Yasir Shah doesn't do half-measures; anyone who watched him play in England in 2016 will know that.

A match-winning ten-wicket haul at Lord's was followed by arguably his worst career performance in Manchester, his match figures reading 66-6-263-1. If his numbers in the UAE, where he's snared 113 wickets in a scarcely believable 17 Test matches, showcase the best of the legspinner, the other side of the coin is equally extreme. In the Southern Hemisphere, Yasir's nine wickets have come at almost 96 apiece at an economy rate of 4.40.

England is the one place where the jury was out on him, and he did himself few favours on Thursday. Brought on to replace Mohammad Abbas and Shaheen Afridi with all the pressure on the England batsmen, the legspinner couldn't have asked for better circumstances to be asked to bowl. Far from being a stellar support act to the quicks, however, he was perhaps singularly responsible for frittering some of the momentum away, bowling much too short, far too quick, and proving way too expensive.

It is one of those intoxicatingly captivating vagaries of cricket that Yasir walked off at the end of the second day having taking the prized wicket of Joe Root, while Mohammad Abbas and Afridi were empty handed after a sensational hour of bowling on the third morning. Even so, there were signs he wasn't over the loss of form and confidence that had meant he was no longer viewed as an automatic selection. In seven overs, he conceded 38 runs, bowling at least eight long hops along the way.

On Friday, however, his entry into the attack elevated the quality of the bowling, and as the wickets began to come, his confidence, so integral to his performances throughout his career, began to grow.
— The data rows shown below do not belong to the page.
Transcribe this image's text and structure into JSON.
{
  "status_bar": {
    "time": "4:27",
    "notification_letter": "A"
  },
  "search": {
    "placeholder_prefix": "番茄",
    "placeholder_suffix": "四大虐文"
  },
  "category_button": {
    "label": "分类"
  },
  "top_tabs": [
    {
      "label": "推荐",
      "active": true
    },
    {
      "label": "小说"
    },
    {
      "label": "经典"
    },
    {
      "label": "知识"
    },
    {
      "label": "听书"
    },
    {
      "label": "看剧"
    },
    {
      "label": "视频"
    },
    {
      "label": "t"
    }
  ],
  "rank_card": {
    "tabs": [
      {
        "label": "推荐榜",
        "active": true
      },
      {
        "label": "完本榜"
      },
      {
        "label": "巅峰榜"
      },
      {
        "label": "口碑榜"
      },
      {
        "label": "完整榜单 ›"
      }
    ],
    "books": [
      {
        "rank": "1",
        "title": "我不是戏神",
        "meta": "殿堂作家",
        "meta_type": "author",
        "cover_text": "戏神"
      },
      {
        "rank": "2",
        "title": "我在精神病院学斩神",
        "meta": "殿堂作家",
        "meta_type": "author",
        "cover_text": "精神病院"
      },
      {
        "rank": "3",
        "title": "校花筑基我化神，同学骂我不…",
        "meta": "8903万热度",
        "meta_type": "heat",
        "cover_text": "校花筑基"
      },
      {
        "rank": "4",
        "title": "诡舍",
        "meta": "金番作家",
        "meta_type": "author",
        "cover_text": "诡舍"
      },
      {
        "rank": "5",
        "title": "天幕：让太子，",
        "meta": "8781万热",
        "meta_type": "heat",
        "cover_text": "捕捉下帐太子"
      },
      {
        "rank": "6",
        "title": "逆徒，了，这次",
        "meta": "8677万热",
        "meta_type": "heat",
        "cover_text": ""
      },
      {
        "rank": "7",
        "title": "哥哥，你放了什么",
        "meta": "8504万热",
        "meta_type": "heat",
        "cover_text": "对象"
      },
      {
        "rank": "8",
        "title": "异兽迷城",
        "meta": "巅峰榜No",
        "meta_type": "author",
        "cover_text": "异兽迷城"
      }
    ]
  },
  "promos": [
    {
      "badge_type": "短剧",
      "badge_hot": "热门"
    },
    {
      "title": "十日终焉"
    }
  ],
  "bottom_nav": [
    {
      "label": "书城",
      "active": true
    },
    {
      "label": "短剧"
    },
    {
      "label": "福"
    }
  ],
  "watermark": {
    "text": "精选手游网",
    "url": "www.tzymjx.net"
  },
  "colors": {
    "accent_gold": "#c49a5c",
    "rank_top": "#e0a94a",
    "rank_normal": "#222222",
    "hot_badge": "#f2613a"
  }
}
He went through Jos Buttler's defences with one that might be deemed natural variation, but Yasir felt he had outwitted him, and to a confidence cricketer, that made all the difference. The long hops were gone, the delivery stride was measured and deliberate, and the stock delivery nicely flighted.

All the variations came out; the classical legspinner which reared up claimed Dom Bess, while Chris Woakes was undone by the slider. These were tricks Yasir wouldn't have dared try the previous day, and when he holds back, he is a shadow of the cricketer Pakistan have shut their eyes and hung their hopes on for so many years.

No one, as the cliché goes, becomes a poor bowler overnight, least of all a man who became the quickest to 200 Test wickets in history. The knowledge he suddenly had to prove his worth to the side may well have played a part in the added pressure on his shoulders; Pakistan's spin bowling coach spoke about it in the press conference afterwards.

"The most important thing is spinners need to have a strong temperament and understand your action," Mushtaq Ahmed said. "Legspinners need to be mentally strong, and in the right head space.

"You need to have repeatable actions to bowl good overs rather than good balls. We're working with him on how to bowl in different circumstances using various strategies, and to ingrain these into his muscle memory. If you have variations, as Yasir does, and can also bowl good overs, I think you can challenge any batsman."

It's hard to overstate how worried Yasir might have been for his future overnight. When Pakistan commemorated the first Test to be played in the country for a decade last year, he found there was no place for him in the eleven. He might have served them well in the UAE; indeed, might have been the most significant reason Pakistan went nine years without losing a Test series in the Emirates, but this was Pakistan. And in Pakistan, pace was primary, spin peripheral.

He got his chance in the second Test two months later, but if anything, served to only vindicate the decision to leave him out the first time around, conceding 127 runs at four per over, with Haris Sohail outbowling him. After the Test against Bangladesh in February - his skipper, Azhar Ali, spoke pointedly about his "changing role in the side".

"When non-Asian opposition comes to Pakistan, we'll see if we go a different direction with the surfaces but for now I think the fast bowlers have been given the task of leading," Azhar said then. "Yasir, who has undoubtedly been a champion bowler for us and has proved how good he is, will begin to get those big wickets whenever the conditions are more favourable for him. This is a change for him, too."

It sounded more like a swansong than an endorsement. There was little Yasir could have done about Pakistan moving back home, but his performances of late outside the country hadn't quite helped his case, either. In the last six Tests before the ongoing one, Yasir took six wickets at over 70 runs per dismissal; half of those were three Bangladeshi tailenders in a foregone conclusion in the fourth innings of the Test in February. In one three-Test series prior, he had managed 29 wickets. That, of course, was a UAE series.

On Friday, Shadab Khan spilling a regulation catch was all that separated him from a first five-for since that productive series in the UAE against New Zealand in 2018. But for a man who no longer has the dustbowls of the UAE to fall back on, it's unlikely to be any more than a minor irritation. His captain may believe his role in the side has changed, but Yasir will be keen to emphasise his importance to it has not.